Eu tenho 25 anos, e quem veio antes de mim, lutou e está lutando para que tenhamos uma coisa chamada humanidade. Mas qualquer tentativa de humanidade, questionamentos como esses vão aparecer. Então, resolvi dizer adeus, mesmo não aprendendo a dizer adeus.
Vi também um comentário bem interessante em um desses posts perversos sobre pessoas pretas:
“Na verdade a galera queria que ela fosse ou empregada doméstica ou gari.”
Fiquei muito reflexiva com esse comentário.
As mesmas pessoas que fazem textos, comentários e falas falando que pretos precisam estar em lugares de liderança, vitórias etc, são as mesmas que atacam as que estão nesse lugar. Foi aí que cheguei na hipótese que se esse preto, não for você, nenhum outro pode. Por isso os ataques.
Eu não falei o final do episódio de Black Mirror né? Então, as pessoas que utilizaram a hashtag morrem também. Morrem literalmente. Mas nesse nosso mundo “real”, as pessoas estão morrendo simbolicamente e por dentro. Estão adoecidas e não percebem. Por não perceberam, não pedem ajuda e adoecem outras pessoas.
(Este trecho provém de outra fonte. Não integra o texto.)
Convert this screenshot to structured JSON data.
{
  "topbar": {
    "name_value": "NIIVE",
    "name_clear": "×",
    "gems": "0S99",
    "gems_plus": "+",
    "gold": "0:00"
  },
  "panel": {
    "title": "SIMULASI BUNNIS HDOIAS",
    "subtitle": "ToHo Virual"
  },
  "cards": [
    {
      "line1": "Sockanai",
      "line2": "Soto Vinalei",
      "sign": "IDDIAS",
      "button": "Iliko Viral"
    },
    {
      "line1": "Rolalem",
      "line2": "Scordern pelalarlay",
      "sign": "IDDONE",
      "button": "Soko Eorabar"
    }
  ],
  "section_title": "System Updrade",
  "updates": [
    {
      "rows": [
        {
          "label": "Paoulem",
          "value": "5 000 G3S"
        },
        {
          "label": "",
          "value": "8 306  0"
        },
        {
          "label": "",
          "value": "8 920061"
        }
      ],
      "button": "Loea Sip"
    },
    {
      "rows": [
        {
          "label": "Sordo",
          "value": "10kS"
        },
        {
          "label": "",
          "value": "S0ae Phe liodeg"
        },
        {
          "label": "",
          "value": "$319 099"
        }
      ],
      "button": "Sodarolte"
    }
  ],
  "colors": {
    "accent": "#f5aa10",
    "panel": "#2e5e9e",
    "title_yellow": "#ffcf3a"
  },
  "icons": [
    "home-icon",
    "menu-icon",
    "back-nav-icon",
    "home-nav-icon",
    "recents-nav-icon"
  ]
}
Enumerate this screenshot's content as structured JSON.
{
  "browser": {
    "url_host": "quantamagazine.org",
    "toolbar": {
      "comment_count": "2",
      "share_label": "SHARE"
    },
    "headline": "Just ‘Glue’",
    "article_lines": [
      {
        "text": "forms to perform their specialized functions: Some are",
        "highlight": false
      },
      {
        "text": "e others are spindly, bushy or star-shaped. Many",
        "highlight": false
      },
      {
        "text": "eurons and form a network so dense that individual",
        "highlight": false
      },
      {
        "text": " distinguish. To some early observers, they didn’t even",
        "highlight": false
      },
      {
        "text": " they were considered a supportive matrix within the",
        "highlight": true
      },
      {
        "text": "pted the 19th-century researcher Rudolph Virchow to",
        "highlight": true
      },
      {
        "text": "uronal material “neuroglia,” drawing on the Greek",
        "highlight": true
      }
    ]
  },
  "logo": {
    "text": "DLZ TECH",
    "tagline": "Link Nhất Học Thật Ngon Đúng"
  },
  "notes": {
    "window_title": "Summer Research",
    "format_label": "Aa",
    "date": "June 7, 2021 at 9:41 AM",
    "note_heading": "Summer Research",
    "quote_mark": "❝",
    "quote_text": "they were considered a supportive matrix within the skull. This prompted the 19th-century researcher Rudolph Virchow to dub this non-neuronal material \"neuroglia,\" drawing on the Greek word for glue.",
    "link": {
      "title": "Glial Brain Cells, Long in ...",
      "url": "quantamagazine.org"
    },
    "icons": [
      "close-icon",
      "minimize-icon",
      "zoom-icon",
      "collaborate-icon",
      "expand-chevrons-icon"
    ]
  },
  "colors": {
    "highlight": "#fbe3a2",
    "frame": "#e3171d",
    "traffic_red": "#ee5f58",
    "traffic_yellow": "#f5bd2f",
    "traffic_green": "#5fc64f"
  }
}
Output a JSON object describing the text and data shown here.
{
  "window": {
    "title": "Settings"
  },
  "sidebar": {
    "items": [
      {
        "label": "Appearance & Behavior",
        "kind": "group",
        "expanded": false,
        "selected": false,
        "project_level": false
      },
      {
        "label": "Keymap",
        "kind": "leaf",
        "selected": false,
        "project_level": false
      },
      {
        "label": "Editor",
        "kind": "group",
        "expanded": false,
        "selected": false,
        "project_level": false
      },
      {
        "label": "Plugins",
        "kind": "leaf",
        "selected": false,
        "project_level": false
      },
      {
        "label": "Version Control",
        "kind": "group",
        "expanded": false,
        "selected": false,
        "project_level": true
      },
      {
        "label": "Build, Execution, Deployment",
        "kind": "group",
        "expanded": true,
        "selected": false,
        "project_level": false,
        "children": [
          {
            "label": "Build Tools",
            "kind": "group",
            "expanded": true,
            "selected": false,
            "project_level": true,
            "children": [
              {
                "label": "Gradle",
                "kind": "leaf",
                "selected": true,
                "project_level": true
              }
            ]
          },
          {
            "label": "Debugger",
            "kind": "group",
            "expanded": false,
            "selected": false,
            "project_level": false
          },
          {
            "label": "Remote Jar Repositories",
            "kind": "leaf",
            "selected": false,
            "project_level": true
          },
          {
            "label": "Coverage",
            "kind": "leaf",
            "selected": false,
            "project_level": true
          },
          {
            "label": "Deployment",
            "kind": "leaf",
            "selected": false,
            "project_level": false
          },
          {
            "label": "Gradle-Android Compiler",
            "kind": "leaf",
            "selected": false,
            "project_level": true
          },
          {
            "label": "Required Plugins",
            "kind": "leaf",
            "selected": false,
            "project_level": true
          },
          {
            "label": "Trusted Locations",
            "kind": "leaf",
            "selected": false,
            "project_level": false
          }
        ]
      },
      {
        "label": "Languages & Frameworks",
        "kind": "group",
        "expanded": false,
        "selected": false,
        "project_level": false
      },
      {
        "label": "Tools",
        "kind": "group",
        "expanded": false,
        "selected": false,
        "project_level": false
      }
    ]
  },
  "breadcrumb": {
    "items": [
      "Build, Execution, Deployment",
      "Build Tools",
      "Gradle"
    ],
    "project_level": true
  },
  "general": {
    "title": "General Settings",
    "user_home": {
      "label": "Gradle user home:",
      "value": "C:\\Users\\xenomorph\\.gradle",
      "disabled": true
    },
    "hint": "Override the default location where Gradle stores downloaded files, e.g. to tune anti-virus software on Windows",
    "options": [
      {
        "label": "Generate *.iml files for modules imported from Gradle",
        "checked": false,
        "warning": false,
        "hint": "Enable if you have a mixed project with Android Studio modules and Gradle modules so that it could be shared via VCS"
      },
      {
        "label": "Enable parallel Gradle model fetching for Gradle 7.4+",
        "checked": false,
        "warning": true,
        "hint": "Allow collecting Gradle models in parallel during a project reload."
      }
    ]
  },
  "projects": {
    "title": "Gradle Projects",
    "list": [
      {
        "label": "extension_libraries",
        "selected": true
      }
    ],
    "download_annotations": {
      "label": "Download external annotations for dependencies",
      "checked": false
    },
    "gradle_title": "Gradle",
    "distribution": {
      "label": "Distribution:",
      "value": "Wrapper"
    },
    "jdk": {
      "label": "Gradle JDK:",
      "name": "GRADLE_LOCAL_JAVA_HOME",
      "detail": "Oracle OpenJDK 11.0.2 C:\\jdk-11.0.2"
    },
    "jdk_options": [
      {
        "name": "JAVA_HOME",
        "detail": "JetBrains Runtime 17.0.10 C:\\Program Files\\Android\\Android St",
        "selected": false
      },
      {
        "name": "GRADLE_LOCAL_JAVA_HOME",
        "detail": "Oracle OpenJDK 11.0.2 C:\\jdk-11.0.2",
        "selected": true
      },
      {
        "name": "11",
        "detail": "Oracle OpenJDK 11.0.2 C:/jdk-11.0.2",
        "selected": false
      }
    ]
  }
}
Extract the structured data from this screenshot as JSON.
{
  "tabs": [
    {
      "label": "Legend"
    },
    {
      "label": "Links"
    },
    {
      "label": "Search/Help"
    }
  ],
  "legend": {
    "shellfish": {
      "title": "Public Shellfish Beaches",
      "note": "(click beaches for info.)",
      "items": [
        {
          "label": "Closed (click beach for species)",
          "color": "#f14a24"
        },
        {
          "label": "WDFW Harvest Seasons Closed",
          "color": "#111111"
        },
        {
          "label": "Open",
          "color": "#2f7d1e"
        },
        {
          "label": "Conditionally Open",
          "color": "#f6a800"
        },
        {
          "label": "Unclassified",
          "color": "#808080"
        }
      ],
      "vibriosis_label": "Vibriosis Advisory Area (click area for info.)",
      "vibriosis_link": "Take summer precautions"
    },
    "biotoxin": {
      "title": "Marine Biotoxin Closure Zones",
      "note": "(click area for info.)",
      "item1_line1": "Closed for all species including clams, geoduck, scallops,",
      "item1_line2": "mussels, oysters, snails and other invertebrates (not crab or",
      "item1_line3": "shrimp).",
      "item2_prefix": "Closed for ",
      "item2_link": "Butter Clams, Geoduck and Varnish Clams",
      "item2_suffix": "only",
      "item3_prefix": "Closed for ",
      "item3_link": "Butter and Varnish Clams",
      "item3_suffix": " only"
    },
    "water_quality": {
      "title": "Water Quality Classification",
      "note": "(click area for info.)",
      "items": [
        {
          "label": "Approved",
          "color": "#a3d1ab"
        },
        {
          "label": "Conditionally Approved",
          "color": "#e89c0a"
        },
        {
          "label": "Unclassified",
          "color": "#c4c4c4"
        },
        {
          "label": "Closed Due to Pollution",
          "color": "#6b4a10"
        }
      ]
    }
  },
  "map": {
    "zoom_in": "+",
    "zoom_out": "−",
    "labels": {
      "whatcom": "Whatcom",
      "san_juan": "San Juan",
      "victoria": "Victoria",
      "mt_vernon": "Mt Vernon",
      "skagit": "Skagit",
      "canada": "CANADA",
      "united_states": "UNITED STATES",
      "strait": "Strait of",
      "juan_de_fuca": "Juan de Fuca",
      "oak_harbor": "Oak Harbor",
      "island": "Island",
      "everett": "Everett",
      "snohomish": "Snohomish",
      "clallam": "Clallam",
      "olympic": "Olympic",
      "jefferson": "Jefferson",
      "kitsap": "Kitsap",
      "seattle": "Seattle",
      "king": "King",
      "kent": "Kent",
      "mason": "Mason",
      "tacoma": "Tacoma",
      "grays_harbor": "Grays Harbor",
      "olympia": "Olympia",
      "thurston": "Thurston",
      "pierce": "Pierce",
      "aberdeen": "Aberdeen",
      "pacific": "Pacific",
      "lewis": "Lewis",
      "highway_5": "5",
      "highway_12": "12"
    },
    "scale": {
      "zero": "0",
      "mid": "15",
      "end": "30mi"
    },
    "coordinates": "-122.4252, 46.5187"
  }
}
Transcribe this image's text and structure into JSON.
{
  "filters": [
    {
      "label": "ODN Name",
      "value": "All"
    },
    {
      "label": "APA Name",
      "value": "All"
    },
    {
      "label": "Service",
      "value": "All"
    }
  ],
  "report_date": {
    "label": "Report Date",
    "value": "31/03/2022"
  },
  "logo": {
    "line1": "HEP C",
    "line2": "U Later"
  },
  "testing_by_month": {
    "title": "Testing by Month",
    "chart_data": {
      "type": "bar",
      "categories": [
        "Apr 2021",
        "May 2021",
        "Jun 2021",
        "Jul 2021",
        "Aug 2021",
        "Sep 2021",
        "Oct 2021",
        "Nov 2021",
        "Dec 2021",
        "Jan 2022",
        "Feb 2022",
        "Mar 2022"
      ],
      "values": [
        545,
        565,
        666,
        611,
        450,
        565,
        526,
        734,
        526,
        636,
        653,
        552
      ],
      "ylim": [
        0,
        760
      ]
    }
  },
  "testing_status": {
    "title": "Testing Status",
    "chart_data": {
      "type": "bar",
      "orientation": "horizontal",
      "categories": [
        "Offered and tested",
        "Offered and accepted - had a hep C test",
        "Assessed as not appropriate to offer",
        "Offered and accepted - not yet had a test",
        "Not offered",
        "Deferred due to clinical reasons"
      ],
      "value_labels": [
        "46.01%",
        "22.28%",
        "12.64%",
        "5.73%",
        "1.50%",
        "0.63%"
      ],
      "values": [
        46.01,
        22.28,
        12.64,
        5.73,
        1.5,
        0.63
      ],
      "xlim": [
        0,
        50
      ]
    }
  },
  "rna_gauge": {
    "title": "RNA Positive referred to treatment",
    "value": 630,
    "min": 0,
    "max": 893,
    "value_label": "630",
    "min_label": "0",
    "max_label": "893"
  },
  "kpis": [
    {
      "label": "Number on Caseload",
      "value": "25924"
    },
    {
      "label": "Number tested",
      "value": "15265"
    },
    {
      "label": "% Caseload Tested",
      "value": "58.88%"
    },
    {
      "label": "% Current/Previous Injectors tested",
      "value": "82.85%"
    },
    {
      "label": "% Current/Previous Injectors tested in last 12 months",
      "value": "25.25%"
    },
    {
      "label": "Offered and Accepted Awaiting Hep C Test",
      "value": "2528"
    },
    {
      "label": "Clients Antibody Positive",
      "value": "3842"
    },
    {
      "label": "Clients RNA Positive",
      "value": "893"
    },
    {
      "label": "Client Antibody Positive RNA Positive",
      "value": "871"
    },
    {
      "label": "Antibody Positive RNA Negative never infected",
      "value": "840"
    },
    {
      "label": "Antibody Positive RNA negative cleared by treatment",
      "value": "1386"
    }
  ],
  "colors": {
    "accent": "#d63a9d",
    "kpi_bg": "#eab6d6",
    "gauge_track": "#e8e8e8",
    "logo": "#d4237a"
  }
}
Para todas as pessoas que me odeiam, para todas pessoas que odeiam pessoas pretas, para todas pessoas que odeiam mulheres pretas, adeus!
Eu não vou desistir da minha vida, eu estou desistindo de vocês!
Eu não posso deixar isso paralisar minha atuação no mundo, pelo simples fato de você não concordar e desejar que eu não exista.
Eu sei que é difícil não conseguir alcançar, criar, fazer um tanto de coisa. Mas não projete frustrações em outras pessoas que não poderá fazer nada por você, a não ser desistir de você.
Eu sinto muito, por isso, mas pessoas pretas, mulheres pretas, homens pretos, não são seus inimigos. Não é possível que você não consiga comemorar vitórias que não são suas. Isso não é sobre a pessoa que você odeia, é sobre você.
Suas mãos só não estão sujas de sangue, porque você não sabe quantas pessoas desistiram e você foi responsável por isso. Então quando não sabe, a consciência não pesa né?!
E se você, assim como eu, pensou em desistir de tudo, lembre-se que você é importante para alguém. Nem que seja para uma única pessoa. Você importa! Você é importante viva!
Vamos continuar vivas!
Se assustou né? Mas isso realmente acontece! As pessoas desistem, por conta de pessoas como você!
E pra finalizar o texto, ouça a música “Invejosa”, de Maglore.
Apesar do nome, não fala sobre inveja, fala sobre isso aqui:
“Eu não desvio do caminho, mesmo se eu estiver sozinho, guardo força pra amanhã!”
Aaah, quando fico fazendo perguntas no Twitter, é pra ver que o mundo pode ser menos perverso. Então, leio todas respostas e me sinto parte quando alguém compartilha que realizou um sonho!
Força Monique! E força pra você também!